By the late twentieth century, the imperialist episode of world history had passed. No one was able to predict that accurately, but the First World War was the last war between European imperial monarchies. Yet this reliance on irrationality as an explanation of imperialism and war did not fit in with the rational spirit of the age. ...

And yet, we are in another period of Imperialist Expansion: China into Tibet, Africa, South America, and Central Asia; Russia into Central Asia; India into Sri Lanka, and Africa; and USA over everywhere. Desai does not see economic control, or military intervention as Imperialism only direct political control as such. Yet these enforce the latter.

American Economic Philosophy

On p.139, Desai writes:

... But eventually, America stayed liberal and capitalist. Its politics continued to be an ideology-free zone, as they do to this day. This is not to say that there are differences among parties, but political theory - Marxist, socialist, fascist - has not had any lasting impact. ...

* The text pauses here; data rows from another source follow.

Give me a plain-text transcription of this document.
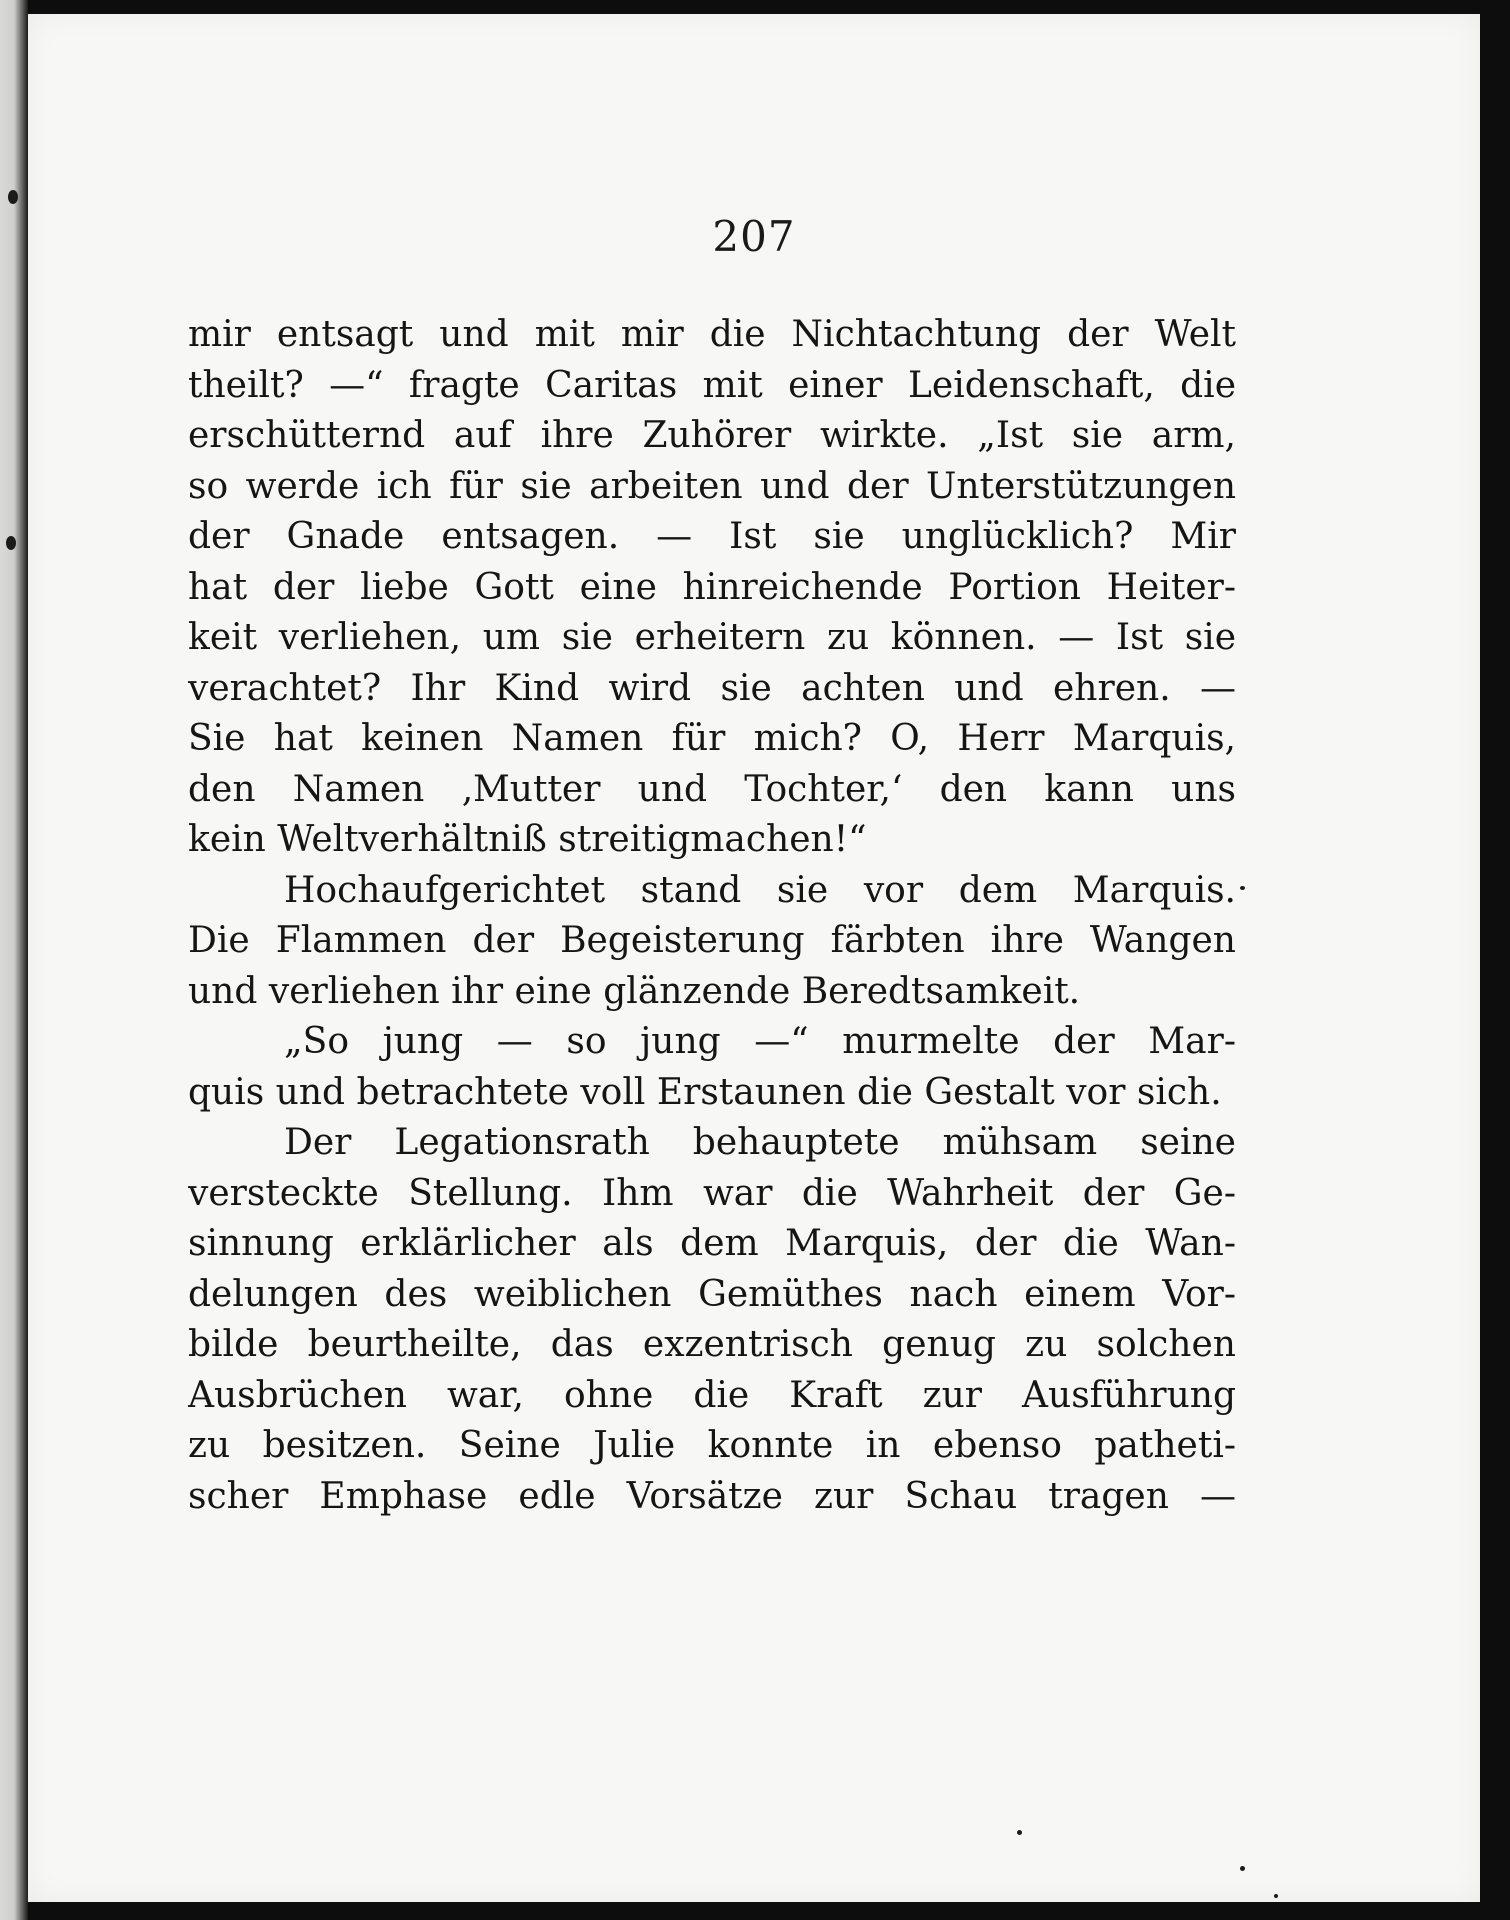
207
mir entsagt und mit mir die Nichtachtung der Welt
theilt? —“ fragte Caritas mit einer Leidenschaft, die
erschütternd auf ihre Zuhörer wirkte. „Ist sie arm,
so werde ich für sie arbeiten und der Unterstützungen
der Gnade entsagen. — Ist sie unglücklich? Mir
hat der liebe Gott eine hinreichende Portion Heiter-
keit verliehen, um sie erheitern zu können. — Ist sie
verachtet? Ihr Kind wird sie achten und ehren. —
Sie hat keinen Namen für mich? O, Herr Marquis,
den Namen ‚Mutter und Tochter,‘ den kann uns
kein Weltverhältniß streitigmachen!“
Hochaufgerichtet stand sie vor dem Marquis.
Die Flammen der Begeisterung färbten ihre Wangen
und verliehen ihr eine glänzende Beredtsamkeit.
„So jung — so jung —“ murmelte der Mar-
quis und betrachtete voll Erstaunen die Gestalt vor sich.
Der Legationsrath behauptete mühsam seine
versteckte Stellung. Ihm war die Wahrheit der Ge-
sinnung erklärlicher als dem Marquis, der die Wan-
delungen des weiblichen Gemüthes nach einem Vor-
bilde beurtheilte, das exzentrisch genug zu solchen
Ausbrüchen war, ohne die Kraft zur Ausführung
zu besitzen. Seine Julie konnte in ebenso patheti-
scher Emphase edle Vorsätze zur Schau tragen —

Except for Milton Freidman and the Chicargo School, and the Berkeley School, there is no economic philosophy. Hah!

The New Deal

On pp.166-7, Desai writes:

... But Roosevelt's interference with free markets was minimal, though it was novel enough to arouse great opposition. Nor - contrary to later impressions - did he deviate from fiscal orthodoxy. He demonstrated American power by taking over the task of fixing the price of gold in his US Treasury. Roosevelt's goals were to save democracy and capitalism by minimal tinkering. He reaffirmed the strength of the liberal order even as he mildly challenged it.

Markets

On p.177, Desai contends that

... the liberal school of thought forgot that the market and capitalism were not the same thing. Markets are ubiquitous in capitalism, but they work in the context of dynamic ever-changing disequilibrium. ...

Markets exists wherever exchanges of items take place. No exchanges, no markets.

Survival of Capitalism

On pp.185-6, Desai writes that

... Capitalism had survived its worst years. For a while, it was rescued by rearmament and war. But Keynes had given it the recipe for peaceful development in a non-totalitarian context. Never again would capitalism face a similar collapse. Never again could capitalism be said to be in terminal crisis. Lenin had lost his battle with capitalism - though few were able to see it in such a light, thanks to Hitler's invasion of Russia in 1941.

Now that we are entering into a period of great economic turmoil, these words ring very hollow. Capitalism may well survive this crisis and the next.

What the capitalists forgot is that surplus labour-power creates value. The capitalists thought that value could sponataneously arise, and they have been proved wrong.